L’attuale volume di affari della A.S.S.O. ammonta ad oltre 3 milioni e 700 mila euro. La società partecipata infatti si occupa di settori cruciali, in particolare del welfare. Nel dettaglio gestisce i centri diurni per disabili, fornisce assistenza educativa scolastica e domiciliare per disabili e assistenza domiciliare per i soggetti a rischio di emarginazione.
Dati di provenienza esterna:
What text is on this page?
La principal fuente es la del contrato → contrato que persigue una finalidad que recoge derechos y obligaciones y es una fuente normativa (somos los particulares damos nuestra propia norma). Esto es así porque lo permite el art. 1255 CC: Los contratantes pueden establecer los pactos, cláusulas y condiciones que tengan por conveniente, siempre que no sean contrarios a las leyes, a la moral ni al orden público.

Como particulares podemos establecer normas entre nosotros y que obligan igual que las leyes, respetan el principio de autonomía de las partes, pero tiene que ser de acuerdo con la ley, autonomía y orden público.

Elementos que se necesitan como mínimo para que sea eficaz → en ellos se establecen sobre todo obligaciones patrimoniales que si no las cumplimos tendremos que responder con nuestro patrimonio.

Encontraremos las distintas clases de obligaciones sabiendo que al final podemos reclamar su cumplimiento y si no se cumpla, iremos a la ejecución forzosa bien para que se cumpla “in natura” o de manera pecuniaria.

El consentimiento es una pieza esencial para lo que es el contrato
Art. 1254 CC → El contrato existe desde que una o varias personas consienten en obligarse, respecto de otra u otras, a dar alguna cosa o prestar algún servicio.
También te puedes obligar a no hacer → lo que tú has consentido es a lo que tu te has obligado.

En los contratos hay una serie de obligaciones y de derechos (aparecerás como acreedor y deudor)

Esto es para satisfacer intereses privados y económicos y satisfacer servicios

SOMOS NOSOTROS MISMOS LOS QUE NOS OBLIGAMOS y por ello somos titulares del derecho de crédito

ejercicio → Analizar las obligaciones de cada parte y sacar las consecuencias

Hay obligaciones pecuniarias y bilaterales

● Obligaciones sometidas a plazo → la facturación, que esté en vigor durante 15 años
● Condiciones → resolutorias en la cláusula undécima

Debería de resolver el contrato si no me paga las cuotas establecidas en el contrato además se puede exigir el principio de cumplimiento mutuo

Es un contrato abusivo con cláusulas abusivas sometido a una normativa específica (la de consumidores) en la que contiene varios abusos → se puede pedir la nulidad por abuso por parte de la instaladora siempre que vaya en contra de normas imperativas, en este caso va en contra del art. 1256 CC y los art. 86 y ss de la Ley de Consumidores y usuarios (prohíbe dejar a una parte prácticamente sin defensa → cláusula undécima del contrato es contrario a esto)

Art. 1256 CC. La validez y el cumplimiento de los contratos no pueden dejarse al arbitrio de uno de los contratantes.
Offre servizi agli immigrati. Si occupa della mensa sociale e della gestione dei progetti di promozione sociale. Gestisce anche strutture e servizi sociali a ciclo residenziale. Ma la lista delle attività portate avanti dalla A.S.S.O. è davvero lunga infatti gestisce anche gli asili nido, i servizi per l’infanzia, le politiche giovanili e la refezione scolastica. A livello culturale si occupa dei siti di maggiore interesse, gestisce la biblioteca ed il teatro, l’archivio storico ed i musei civici. Infine si occupa dei servizi veterinari attraverso il canile. La A.S.S.O. rappresenta quindi un pilastro dell’attività amministrativa, la sua trasformazione in Azienda Speciale gli consentirà di ottimizzare ulteriormente i propri servizi e di lavorare ancora più a stretto contatto con il Comune di Osimo.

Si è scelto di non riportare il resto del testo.